Re: Can I solve that with Runge-Kutta?

sali0090_at_tc.umn.edu
Date: 03/22/05


Date: 21 Mar 2005 22:16:37 -0800

The simplest integration method for an SDE with the form:

dXi = ai(X) dt + bi(X)*dW, i = 1... M

is the Euler-Maruyama method, which is:

Xi|t+deltat = Xi|t + ai(X|t) * deltat + sqrt(bi(X|t) * deltat) *
N(0,1), i = 1... M

where N(0,1) is a normal Gaussian distributed random number.

(Notation: X is a Mx1 vector, Xi is the ith element of that vector.
Same thing for a, b)

The easiest way to generate N(0,1) is the Box-Muller method.

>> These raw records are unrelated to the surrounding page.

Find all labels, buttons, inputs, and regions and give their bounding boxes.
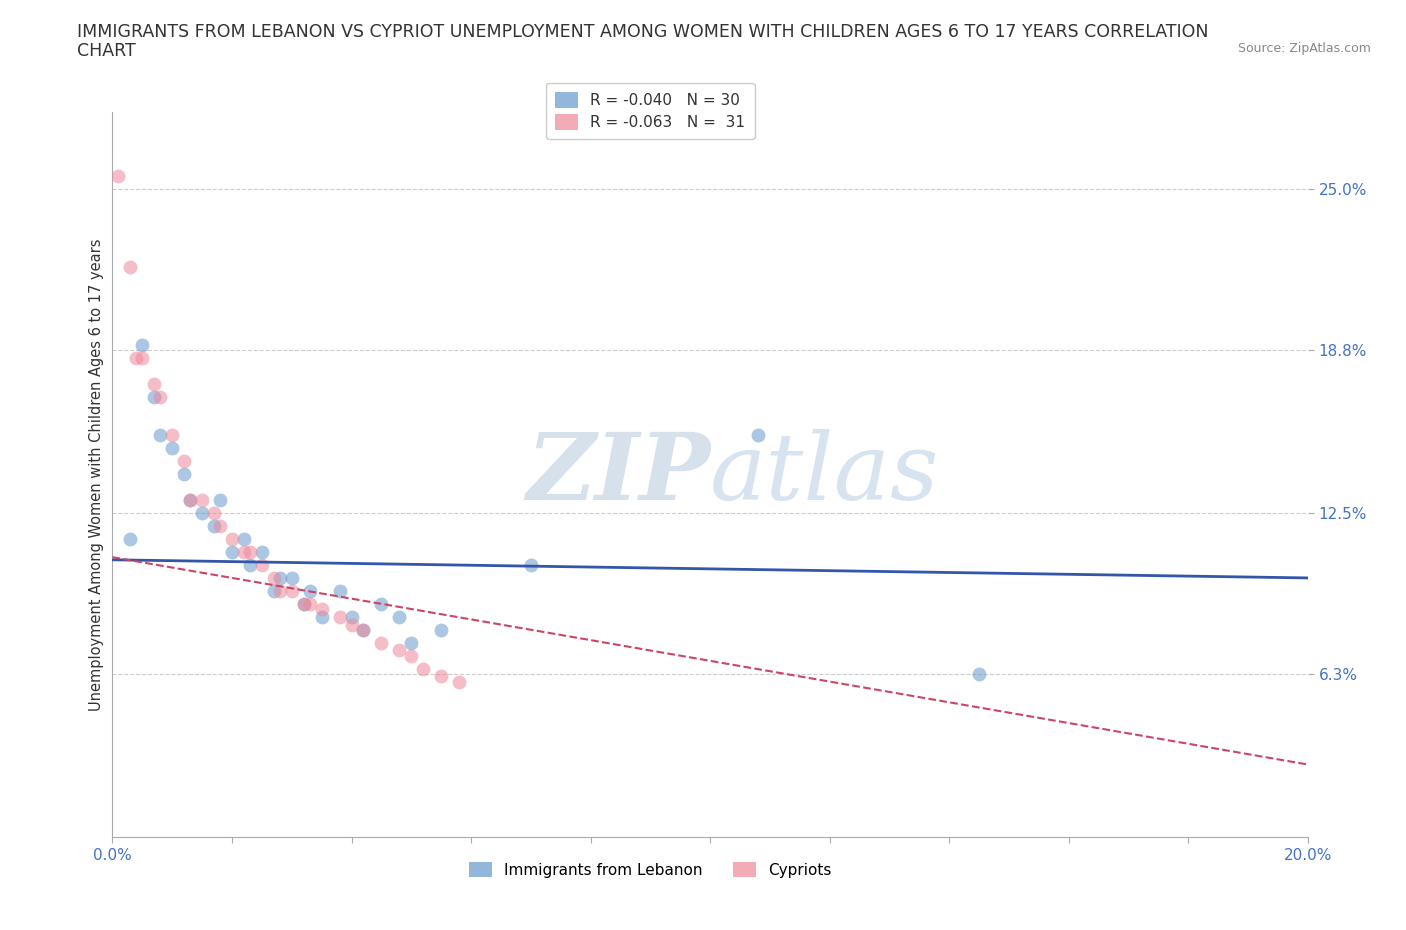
Point xyxy=(281,570,304,585)
Point xyxy=(269,583,291,598)
Point xyxy=(292,596,315,611)
Point xyxy=(221,545,243,560)
Point xyxy=(239,545,262,560)
Point xyxy=(131,351,153,365)
Point xyxy=(131,338,153,352)
Point xyxy=(353,622,375,637)
Point xyxy=(340,618,363,632)
Point xyxy=(191,506,214,521)
Point xyxy=(120,532,142,547)
Point xyxy=(149,389,172,404)
Point xyxy=(430,669,453,684)
Point xyxy=(202,519,225,534)
Point xyxy=(173,454,195,469)
Point xyxy=(370,596,392,611)
Point xyxy=(401,648,423,663)
Point xyxy=(311,602,333,617)
Point xyxy=(173,467,195,482)
Point xyxy=(250,558,273,573)
Point xyxy=(191,493,214,508)
Point xyxy=(209,493,232,508)
Point xyxy=(401,635,423,650)
Point xyxy=(747,428,769,443)
Point xyxy=(250,545,273,560)
Point xyxy=(340,609,363,624)
Point xyxy=(120,259,142,274)
Y-axis label: Unemployment Among Women with Children Ages 6 to 17 years: Unemployment Among Women with Children A… xyxy=(89,238,104,711)
Legend: Immigrants from Lebanon, Cypriots: Immigrants from Lebanon, Cypriots xyxy=(463,856,838,884)
Point xyxy=(370,635,392,650)
Point xyxy=(143,389,166,404)
Point xyxy=(162,428,183,443)
Point xyxy=(298,583,321,598)
Point xyxy=(292,596,315,611)
Point xyxy=(233,545,256,560)
Point xyxy=(143,377,166,392)
Point xyxy=(388,609,411,624)
Point xyxy=(125,351,148,365)
Point xyxy=(269,570,291,585)
Point xyxy=(239,558,262,573)
Text: IMMIGRANTS FROM LEBANON VS CYPRIOT UNEMPLOYMENT AMONG WOMEN WITH CHILDREN AGES 6: IMMIGRANTS FROM LEBANON VS CYPRIOT UNEMP… xyxy=(77,23,1209,41)
Point xyxy=(329,583,352,598)
Text: CHART: CHART xyxy=(77,42,136,60)
Point xyxy=(162,441,183,456)
Point xyxy=(209,519,232,534)
Text: atlas: atlas xyxy=(710,430,939,519)
Point xyxy=(520,558,543,573)
Point xyxy=(202,506,225,521)
Point xyxy=(449,674,471,689)
Point xyxy=(388,643,411,658)
Point xyxy=(281,583,304,598)
Point xyxy=(221,532,243,547)
Point xyxy=(412,661,434,676)
Point xyxy=(107,169,129,184)
Point xyxy=(263,583,285,598)
Point xyxy=(179,493,201,508)
Point xyxy=(311,609,333,624)
Point xyxy=(967,667,990,682)
Point xyxy=(149,428,172,443)
Point xyxy=(298,596,321,611)
Point xyxy=(353,622,375,637)
Point xyxy=(263,570,285,585)
Point xyxy=(179,493,201,508)
Point xyxy=(233,532,256,547)
Point xyxy=(430,622,453,637)
Point xyxy=(329,609,352,624)
Text: Source: ZipAtlas.com: Source: ZipAtlas.com xyxy=(1237,42,1371,55)
Text: ZIP: ZIP xyxy=(526,430,710,519)
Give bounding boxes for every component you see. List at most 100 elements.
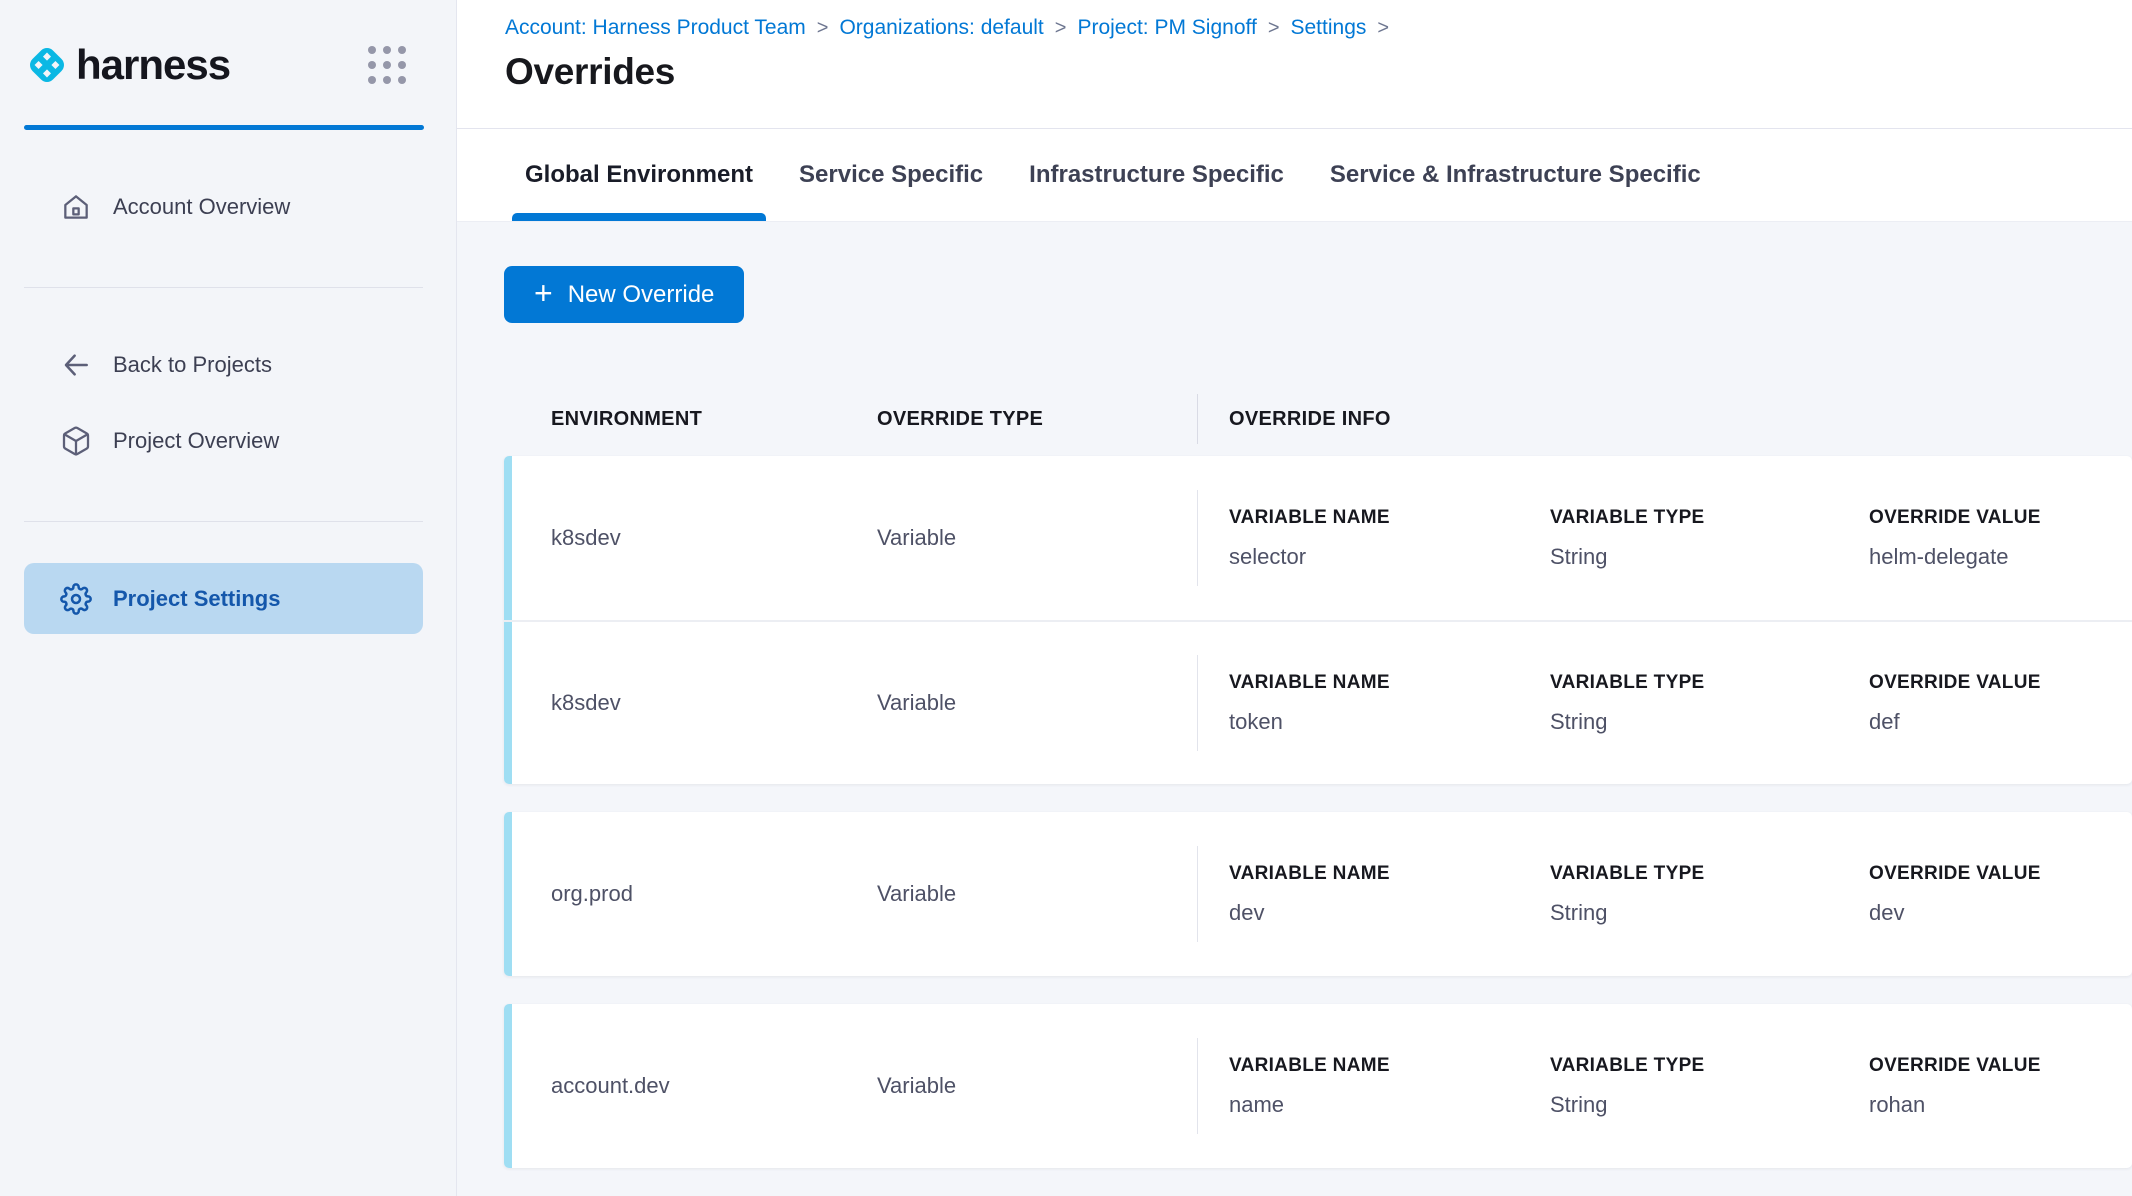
info-value: String <box>1550 543 1608 569</box>
info-value: helm-delegate <box>1869 543 2009 569</box>
tab-bar: Global Environment Service Specific Infras… <box>457 129 2132 222</box>
info-col-override-value: OVERRIDE VALUE rohan <box>1869 1055 2132 1118</box>
info-col-override-value: OVERRIDE VALUE dev <box>1869 863 2132 926</box>
module-grid-icon[interactable] <box>368 46 406 84</box>
breadcrumb-link[interactable]: Project: PM Signoff <box>1077 16 1257 39</box>
sidebar-item-project-settings[interactable]: Project Settings <box>24 563 423 634</box>
override-type-cell: Variable <box>877 525 957 550</box>
info-label: VARIABLE TYPE <box>1550 1054 1705 1076</box>
override-row[interactable]: k8sdev Variable VARIABLE NAME selector VARIA… <box>504 456 2132 620</box>
brand-name: harness <box>76 41 231 88</box>
override-type-cell: Variable <box>877 881 957 906</box>
tab-label: Service & Infrastructure Specific <box>1329 161 1701 189</box>
table-header: ENVIRONMENT OVERRIDE TYPE OVERRIDE INFO <box>504 394 2132 444</box>
info-value: rohan <box>1869 1091 1926 1117</box>
content-area: + New Override ENVIRONMENT OVERRIDE TYPE… <box>457 222 2132 1196</box>
info-value: dev <box>1229 899 1265 925</box>
sidebar: harness Account Overview Bac <box>0 0 457 1196</box>
page-title: Overrides <box>505 51 676 92</box>
info-value: String <box>1550 899 1608 925</box>
column-header-environment: ENVIRONMENT <box>551 407 703 430</box>
info-col-variable-type: VARIABLE TYPE String <box>1550 672 1869 735</box>
info-label: VARIABLE TYPE <box>1550 862 1705 884</box>
override-info-cell: VARIABLE NAME token VARIABLE TYPE String OVE… <box>1197 655 2132 751</box>
brand[interactable]: harness <box>25 41 231 89</box>
override-list: k8sdev Variable VARIABLE NAME selector VARIA… <box>504 456 2132 1168</box>
page-header: Account: Harness Product Team > Organizati… <box>457 0 2132 130</box>
info-value: dev <box>1869 899 1905 925</box>
breadcrumb-separator-icon: > <box>1267 16 1280 39</box>
tab-label: Service Specific <box>799 161 984 189</box>
breadcrumb-separator-icon: > <box>816 16 829 39</box>
sidebar-accent-rule <box>24 125 424 130</box>
breadcrumb-link[interactable]: Account: Harness Product Team <box>505 16 806 39</box>
column-header-override-type: OVERRIDE TYPE <box>877 407 1044 430</box>
harness-logo-icon <box>30 48 64 82</box>
breadcrumb-link[interactable]: Organizations: default <box>839 16 1044 39</box>
tab-label: Infrastructure Specific <box>1029 161 1284 189</box>
breadcrumb: Account: Harness Product Team > Organizati… <box>505 16 2132 40</box>
override-info-cell: VARIABLE NAME selector VARIABLE TYPE String… <box>1197 490 2132 586</box>
info-label: VARIABLE NAME <box>1229 1054 1390 1076</box>
main-area: Account: Harness Product Team > Organizati… <box>457 0 2132 1196</box>
info-value: String <box>1550 708 1608 734</box>
info-label: VARIABLE NAME <box>1229 862 1390 884</box>
override-info-cell: VARIABLE NAME name VARIABLE TYPE String OVER… <box>1197 1038 2132 1134</box>
sidebar-item-label: Back to Projects <box>113 351 272 377</box>
override-type-cell: Variable <box>877 1073 957 1098</box>
arrow-left-icon <box>64 353 88 376</box>
info-label: OVERRIDE VALUE <box>1869 1054 2041 1076</box>
info-label: VARIABLE TYPE <box>1550 671 1705 693</box>
new-override-button[interactable]: + New Override <box>504 266 745 323</box>
tab-label: Global Environment <box>525 161 754 189</box>
sidebar-item-label: Project Settings <box>113 585 281 611</box>
info-label: VARIABLE TYPE <box>1550 506 1705 528</box>
override-type-cell: Variable <box>877 690 957 715</box>
cube-icon <box>62 426 90 456</box>
info-col-variable-type: VARIABLE TYPE String <box>1550 863 1869 926</box>
override-row[interactable]: account.dev Variable VARIABLE NAME name VARI… <box>504 1004 2132 1168</box>
breadcrumb-separator-icon: > <box>1054 16 1067 39</box>
info-value: selector <box>1229 543 1307 569</box>
info-col-variable-name: VARIABLE NAME dev <box>1229 863 1550 926</box>
info-col-override-value: OVERRIDE VALUE helm-delegate <box>1869 507 2132 570</box>
sidebar-item-back-to-projects[interactable]: Back to Projects <box>24 329 423 400</box>
home-icon <box>64 194 88 219</box>
override-card: account.dev Variable VARIABLE NAME name VARI… <box>504 1004 2132 1168</box>
sidebar-nav: Account Overview Back to Projects Projec… <box>0 130 456 634</box>
tab-infrastructure-specific[interactable]: Infrastructure Specific <box>1016 129 1297 221</box>
sidebar-item-label: Project Overview <box>113 427 280 453</box>
info-label: VARIABLE NAME <box>1229 671 1390 693</box>
environment-cell: org.prod <box>551 881 633 906</box>
breadcrumb-link[interactable]: Settings <box>1290 16 1367 39</box>
override-card: k8sdev Variable VARIABLE NAME selector VARIA… <box>504 456 2132 784</box>
tab-service-specific[interactable]: Service Specific <box>786 129 996 221</box>
sidebar-divider <box>24 521 423 522</box>
info-col-variable-type: VARIABLE TYPE String <box>1550 1055 1869 1118</box>
sidebar-item-account-overview[interactable]: Account Overview <box>24 171 423 242</box>
breadcrumb-separator-icon: > <box>1377 16 1390 39</box>
sidebar-item-project-overview[interactable]: Project Overview <box>24 405 423 476</box>
info-label: OVERRIDE VALUE <box>1869 862 2041 884</box>
info-col-variable-type: VARIABLE TYPE String <box>1550 507 1869 570</box>
gear-icon <box>60 582 92 615</box>
info-col-override-value: OVERRIDE VALUE def <box>1869 672 2132 735</box>
override-row[interactable]: org.prod Variable VARIABLE NAME dev VARIABLE… <box>504 812 2132 976</box>
sidebar-item-label: Account Overview <box>113 193 291 219</box>
tab-service-infrastructure-specific[interactable]: Service & Infrastructure Specific <box>1317 129 1714 221</box>
new-override-label: New Override <box>567 280 715 308</box>
info-label: OVERRIDE VALUE <box>1869 506 2041 528</box>
info-value: name <box>1229 1091 1285 1117</box>
override-row[interactable]: k8sdev Variable VARIABLE NAME token VARIABLE… <box>504 620 2132 784</box>
sidebar-header: harness <box>0 0 456 130</box>
tab-global-environment[interactable]: Global Environment <box>512 129 767 221</box>
info-label: OVERRIDE VALUE <box>1869 671 2041 693</box>
info-label: VARIABLE NAME <box>1229 506 1390 528</box>
plus-icon: + <box>534 274 553 311</box>
override-card: org.prod Variable VARIABLE NAME dev VARIABLE… <box>504 812 2132 976</box>
info-value: token <box>1229 708 1283 734</box>
info-col-variable-name: VARIABLE NAME token <box>1229 672 1550 735</box>
override-info-cell: VARIABLE NAME dev VARIABLE TYPE String OVERR… <box>1197 846 2132 942</box>
info-value: def <box>1869 708 1900 734</box>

The global strong error of this method is proportional to sqrt(deltat).
The strong error is the error between trajectories of the numerical and
exact solution. The global weak error is O(deltat). The weak error is
the error between the probability distributions of the numerical and
exact solution. For comparison, note that the ODE version of the Euler
method has a global error of O(deltat).

There are also the Milstein and Platen explicit methods. Also
semi-implicit, balanced implicit, and adaptive time stepping methods.

The numerical implementation of the higher order methods gets much more
complicated than their ODE cousins.

Hope that helps a bit. But, to get the full story, you should pick up
Kloeden & Platen's book (a good suggestion by an above poster!).